Paschi Said Failing to Lure Investors as State Readies Aidby
Qatar hasn’t yet committed to investing in Paschi, people say
Debt-for-equity swap raises 500 million euros through Tuesday
Banca Monte dei Paschi di Siena SpA will probably fail in its effort to raise 5 billion euros ($5.2 billion) of funds from money managers and individuals as potential anchor investors balk and few bondholders agree to swap their notes into stock, said people with knowledge of the matter.
Qatar’s sovereign-wealth fund, which had considered an investment, hasn’t yet committed to buying shares, while a second debt-for-equity swap has raised about 500 million euros through Tuesday, a day before it expires, said the people, who asked not to be identified because the matter is private. Other institutions that were considering buying shares have indicated that they would put funds in the troubled bank only if it’s able to raise 2 billion euros from the swap and 1 billion euros from cornerstone investors, one person said.
Monte Paschi will probably make a final decision on the share sale once the offer period ends on Thursday, said the person. A spokesman for the bank declined to comment.
The Italian government late Monday moved closer to a potential rescue of lenders including Monte Paschi by seeking permission from parliament to increase the nation’s public debt by as much as 20 billion euros. The plan is aimed at providing a backstop to the banking system “through public guarantees in order to restore their short- and medium-term lending ability,” Finance Minister Pier Carlo Padoan said following a cabinet meeting Monday night.
Monte Paschi stock fell 0.4 percent to 18.54 euros in Milan trading on Tuesday, extending the year-to-date decline to about 84 percent. The lender’s subordinated bond risk rose to a record. Its 369 million euros of junior notes due in April 2020 fell 2.3 cents to an all-time low of 50.09 cents on the euro, to yield 31 percent, according to data compiled by Bloomberg.
Monte Paschi’s plan to raise 5 billion euros has three interlocking pieces: a debt-for-equity swap, a stock offering and the disposal of the soured loans. The capital being raised would be used to cover the bank for losses it would book in selling the bad debt. If the sale fails, the conversions of debt to equity would be nullified.

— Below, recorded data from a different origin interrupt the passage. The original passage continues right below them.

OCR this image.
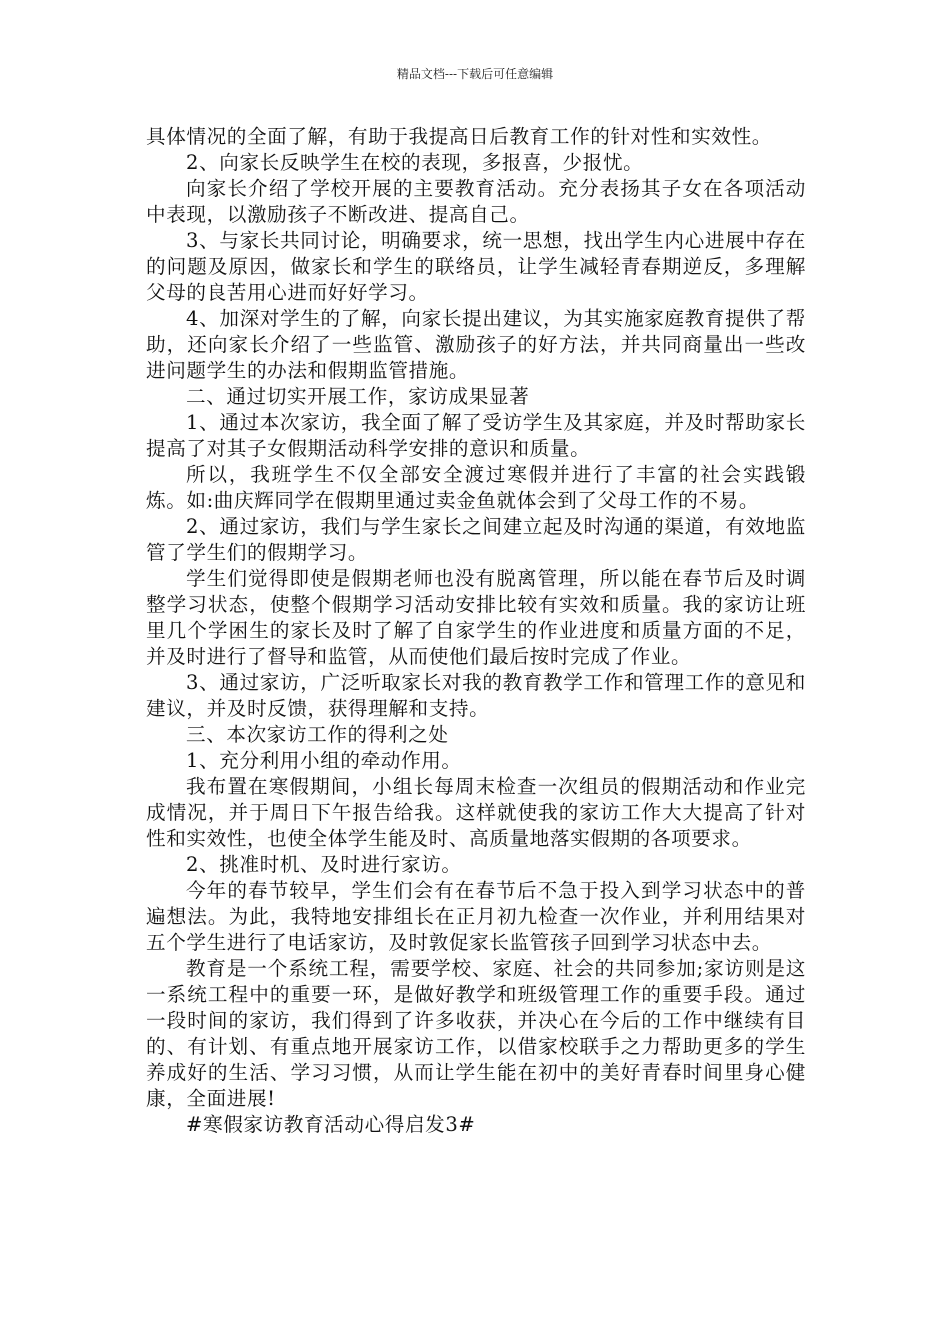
精品文档---下载后可任意编辑

具体情况的全面了解，有助于我提高日后教育工作的针对性和实效性。

2、向家长反映学生在校的表现，多报喜，少报忧。

向家长介绍了学校开展的主要教育活动。充分表扬其子女在各项活动中表现，以激励孩子不断改进、提高自己。

3、与家长共同讨论，明确要求，统一思想，找出学生内心进展中存在的问题及原因，做家长和学生的联络员，让学生减轻青春期逆反，多理解父母的良苦用心进而好好学习。

4、加深对学生的了解，向家长提出建议，为其实施家庭教育提供了帮助，还向家长介绍了一些监管、激励孩子的好方法，并共同商量出一些改进问题学生的办法和假期监管措施。

二、通过切实开展工作，家访成果显著

1、通过本次家访，我全面了解了受访学生及其家庭，并及时帮助家长提高了对其子女假期活动科学安排的意识和质量。

所以，我班学生不仅全部安全渡过寒假并进行了丰富的社会实践锻炼。如:曲庆辉同学在假期里通过卖金鱼就体会到了父母工作的不易。

2、通过家访，我们与学生家长之间建立起及时沟通的渠道，有效地监管了学生们的假期学习。

学生们觉得即使是假期老师也没有脱离管理，所以能在春节后及时调整学习状态，使整个假期学习活动安排比较有实效和质量。我的家访让班里几个学困生的家长及时了解了自家学生的作业进度和质量方面的不足，并及时进行了督导和监管，从而使他们最后按时完成了作业。

3、通过家访，广泛听取家长对我的教育教学工作和管理工作的意见和建议，并及时反馈，获得理解和支持。

三、本次家访工作的得利之处

1、充分利用小组的牵动作用。

我布置在寒假期间，小组长每周末检查一次组员的假期活动和作业完成情况，并于周日下午报告给我。这样就使我的家访工作大大提高了针对性和实效性，也使全体学生能及时、高质量地落实假期的各项要求。

2、挑准时机、及时进行家访。

今年的春节较早，学生们会有在春节后不急于投入到学习状态中的普遍想法。为此，我特地安排组长在正月初九检查一次作业，并利用结果对五个学生进行了电话家访，及时敦促家长监管孩子回到学习状态中去。

教育是一个系统工程，需要学校、家庭、社会的共同参加;家访则是这一系统工程中的重要一环，是做好教学和班级管理工作的重要手段。通过一段时间的家访，我们得到了许多收获，并决心在今后的工作中继续有目的、有计划、有重点地开展家访工作，以借家校联手之力帮助更多的学生养成好的生活、学习习惯，从而让学生能在初中的美好青春时间里身心健康，全面进展!

#寒假家访教育活动心得启发3#
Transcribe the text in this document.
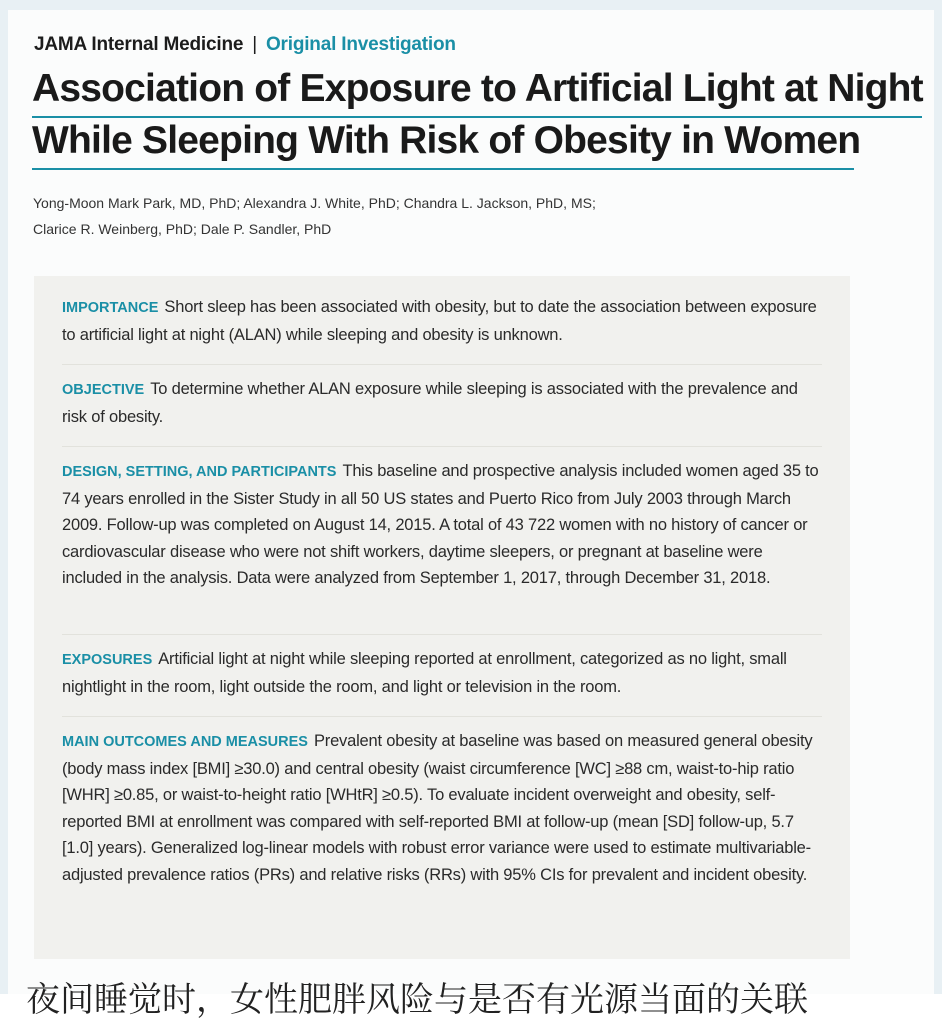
JAMA Internal Medicine | Original Investigation
Association of Exposure to Artificial Light at Night
While Sleeping With Risk of Obesity in Women
Yong-Moon Mark Park, MD, PhD; Alexandra J. White, PhD; Chandra L. Jackson, PhD, MS;
Clarice R. Weinberg, PhD; Dale P. Sandler, PhD
IMPORTANCE Short sleep has been associated with obesity, but to date the association between exposure to artificial light at night (ALAN) while sleeping and obesity is unknown.
OBJECTIVE To determine whether ALAN exposure while sleeping is associated with the prevalence and risk of obesity.
DESIGN, SETTING, AND PARTICIPANTS This baseline and prospective analysis included women aged 35 to 74 years enrolled in the Sister Study in all 50 US states and Puerto Rico from July 2003 through March 2009. Follow-up was completed on August 14, 2015. A total of 43 722 women with no history of cancer or cardiovascular disease who were not shift workers, daytime sleepers, or pregnant at baseline were included in the analysis. Data were analyzed from September 1, 2017, through December 31, 2018.
EXPOSURES Artificial light at night while sleeping reported at enrollment, categorized as no light, small nightlight in the room, light outside the room, and light or television in the room.
MAIN OUTCOMES AND MEASURES Prevalent obesity at baseline was based on measured general obesity (body mass index [BMI] ≥30.0) and central obesity (waist circumference [WC] ≥88 cm, waist-to-hip ratio [WHR] ≥0.85, or waist-to-height ratio [WHtR] ≥0.5). To evaluate incident overweight and obesity, self-reported BMI at enrollment was compared with self-reported BMI at follow-up (mean [SD] follow-up, 5.7 [1.0] years). Generalized log-linear models with robust error variance were used to estimate multivariable-adjusted prevalence ratios (PRs) and relative risks (RRs) with 95% CIs for prevalent and incident obesity.
夜间睡觉时，女性肥胖风险与是否有光源当面的关联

Monte Paschi expanded and extended its debt-for-equity swap last week. In the previous offer, bondholders had already agreed to exchange about 1.02 billion euros for shares.
If government funds are used in the bank’s recapitalization, its bondholders will probably have to take losses under European burden-sharing rules. The cabinet is considering a so-called precautionary recapitalization that may reduce the potential losses. A meeting is scheduled Friday to determine the details, a government official said.

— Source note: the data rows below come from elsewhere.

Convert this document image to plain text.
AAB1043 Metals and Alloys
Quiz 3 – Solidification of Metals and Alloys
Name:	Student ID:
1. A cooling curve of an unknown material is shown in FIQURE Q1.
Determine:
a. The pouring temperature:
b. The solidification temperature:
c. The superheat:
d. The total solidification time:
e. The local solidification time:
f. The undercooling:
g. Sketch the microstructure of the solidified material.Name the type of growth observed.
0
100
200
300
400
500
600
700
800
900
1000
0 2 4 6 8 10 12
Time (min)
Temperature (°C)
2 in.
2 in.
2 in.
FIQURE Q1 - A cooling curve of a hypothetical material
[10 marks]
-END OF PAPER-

“The government action seems to reflect the perspective of a non-positive outcome of Monte Paschi’s recapitalization plan,” Marco Sallustio, an analyst at ICBPI wrote in a report Tuesday.
Here is a summary of other Italian lenders facing pressure to shore up their finances and get rid of soured debt on their books.

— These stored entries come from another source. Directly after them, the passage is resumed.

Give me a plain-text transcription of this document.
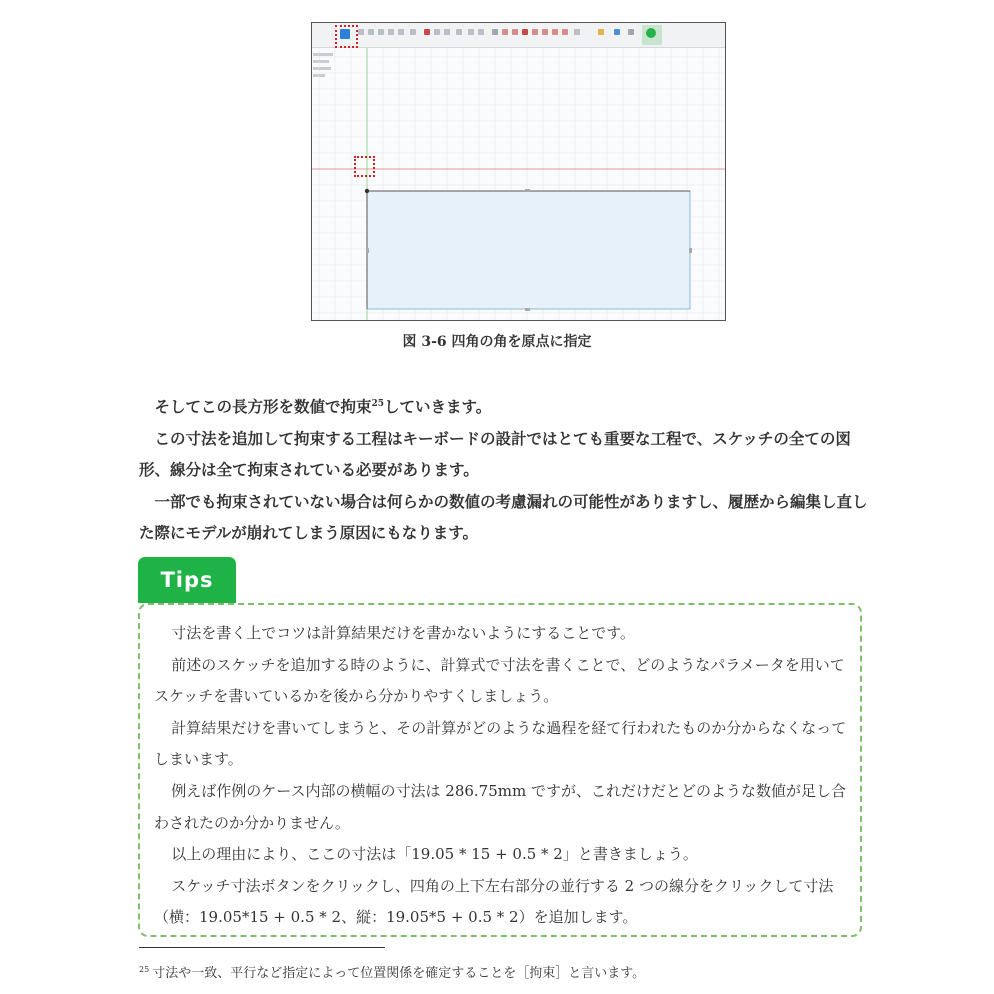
‥	‥	‥	‥
図 3-6 四角の角を原点に指定

そしてこの長方形を数値で拘束$^{25}$していきます。

この寸法を追加して拘束する工程はキーボードの設計ではとても重要な工程で、スケッチの全ての図形、線分は全て拘束されている必要があります。

一部でも拘束されていない場合は何らかの数値の考慮漏れの可能性がありますし、履歴から編集し直した際にモデルが崩れてしまう原因にもなります。

Tips

寸法を書く上でコツは計算結果だけを書かないようにすることです。

前述のスケッチを追加する時のように、計算式で寸法を書くことで、どのようなパラメータを用いてスケッチを書いているかを後から分かりやすくしましょう。

計算結果だけを書いてしまうと、その計算がどのような過程を経て行われたものか分からなくなってしまいます。

例えば作例のケース内部の横幅の寸法は 286.75mm ですが、これだけだとどのような数値が足し合わされたのか分かりません。

以上の理由により、ここの寸法は「19.05 * 15 + 0.5 * 2」と書きましょう。

スケッチ寸法ボタンをクリックし、四角の上下左右部分の並行する 2 つの線分をクリックして寸法（横：19.05*15 + 0.5 * 2、縦：19.05*5 + 0.5 * 2）を追加します。

$^{25}$ 寸法や一致、平行など指定によって位置関係を確定することを［拘束］と言います。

Banca Carige SpA: The ECB instructed the Genoa-based lender to step up efforts to reduce sour debt on its balance sheet, giving it until Feb. 28 to present a more aggressive proposal. The existing plan calls for cutting the total to 19.9 percent by 2020 from 27.8 percent in 2015. The bank, which is struggling to restore investor confidence after revising its 2012 and first-half 2013 accounts, posted a loss in the third quarter on falling revenue and higher provisions for bad loans.
Banca Popolare di Vicenza SpA/Veneto Banca SpA: The rescued Italian lenders in merger talks may need as much as 2.5 billion euros of fresh capital to fulfill requests from the ECB, people with knowledge of the matter have said. The ECB said the pair should reduce bad loans by as much as 4 billion euros, increase liquidity buffers and make additional provisions for ongoing litigation, the people said. Vicenza and Veneto are owned by the state-orchestrated Atlante following a 2.5 billion-euro emergency cash call in June, after investors balked their initial public offerings.
Four “Good Banks” : The four small domestic lenders rescued from collapse last year must be sold to comply with European regulators’ requests. Executives obtained an extension of June’s deadline as they struggle to reach a deal. Unione di Banche Italiane is in talks to buy three of the four regional banks. The Bank of Italy may seek additional contributions from lenders to bolster the country’s resolution fund if the sale doesn’t generate enough cash to repay creditors, people with knowledge of the matter have said.